Serangan ini memengaruhi operasi Stryker di Amerika Serikat, Eropa, dan Asia, terutama di situs besar di Cork, Irlandia. Meskipun data dan sistem internal Microsoft mereka terhapus, Stryker memastikan produk medis seperti Mako, Vocera, dan LIFEPAK35 tetap aman digunakan. Hingga saat ini, belum ada indikasi malware atau ransomware selain penghapusan datanya.

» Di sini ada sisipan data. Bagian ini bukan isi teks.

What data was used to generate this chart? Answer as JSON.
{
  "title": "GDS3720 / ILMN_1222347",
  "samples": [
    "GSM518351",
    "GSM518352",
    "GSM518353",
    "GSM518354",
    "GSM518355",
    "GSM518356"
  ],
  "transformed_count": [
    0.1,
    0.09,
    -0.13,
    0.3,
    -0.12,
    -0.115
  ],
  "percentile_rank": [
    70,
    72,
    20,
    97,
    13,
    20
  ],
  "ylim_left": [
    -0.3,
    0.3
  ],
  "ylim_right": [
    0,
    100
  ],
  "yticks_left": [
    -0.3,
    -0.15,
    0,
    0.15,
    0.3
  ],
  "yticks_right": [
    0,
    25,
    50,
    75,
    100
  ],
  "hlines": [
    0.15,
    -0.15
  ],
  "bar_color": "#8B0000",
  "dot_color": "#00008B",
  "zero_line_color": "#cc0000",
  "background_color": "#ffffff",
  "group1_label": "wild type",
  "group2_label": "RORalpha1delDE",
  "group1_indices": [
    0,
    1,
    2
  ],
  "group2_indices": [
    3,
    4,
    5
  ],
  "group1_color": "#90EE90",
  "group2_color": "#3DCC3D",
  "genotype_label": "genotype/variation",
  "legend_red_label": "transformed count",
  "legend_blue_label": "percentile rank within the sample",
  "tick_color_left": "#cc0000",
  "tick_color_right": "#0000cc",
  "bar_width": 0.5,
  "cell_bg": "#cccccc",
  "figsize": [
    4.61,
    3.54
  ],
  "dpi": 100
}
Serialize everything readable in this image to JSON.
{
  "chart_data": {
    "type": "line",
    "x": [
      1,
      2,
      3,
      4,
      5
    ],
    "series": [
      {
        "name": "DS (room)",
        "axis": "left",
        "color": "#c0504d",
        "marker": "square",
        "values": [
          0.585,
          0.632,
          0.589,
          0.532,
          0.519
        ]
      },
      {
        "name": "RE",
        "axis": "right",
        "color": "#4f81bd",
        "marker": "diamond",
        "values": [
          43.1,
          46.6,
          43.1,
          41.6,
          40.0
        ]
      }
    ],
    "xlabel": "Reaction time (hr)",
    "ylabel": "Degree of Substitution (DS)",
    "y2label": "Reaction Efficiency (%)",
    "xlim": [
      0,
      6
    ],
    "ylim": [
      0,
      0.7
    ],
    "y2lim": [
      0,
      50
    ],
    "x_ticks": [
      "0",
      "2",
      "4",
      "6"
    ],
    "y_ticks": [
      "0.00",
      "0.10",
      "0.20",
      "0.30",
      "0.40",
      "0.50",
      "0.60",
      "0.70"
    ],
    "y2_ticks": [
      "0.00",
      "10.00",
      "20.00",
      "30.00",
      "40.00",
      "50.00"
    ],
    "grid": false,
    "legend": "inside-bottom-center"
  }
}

Situasi ini menyebabkan gangguan besar terhadap operasi global Stryker dan belum ada kepastian kapan sistem akan pulih sepenuhnya. Serangan ini memicu kekhawatiran tentang keamanan siber di sektor kesehatan dan kemungkinan dampak finansial serta strategis jangka panjang bagi perusahaan. Stryker berupaya memulihkan sistem dan menjaga komunikasi agar mitigasi kerugian segera terlaksana.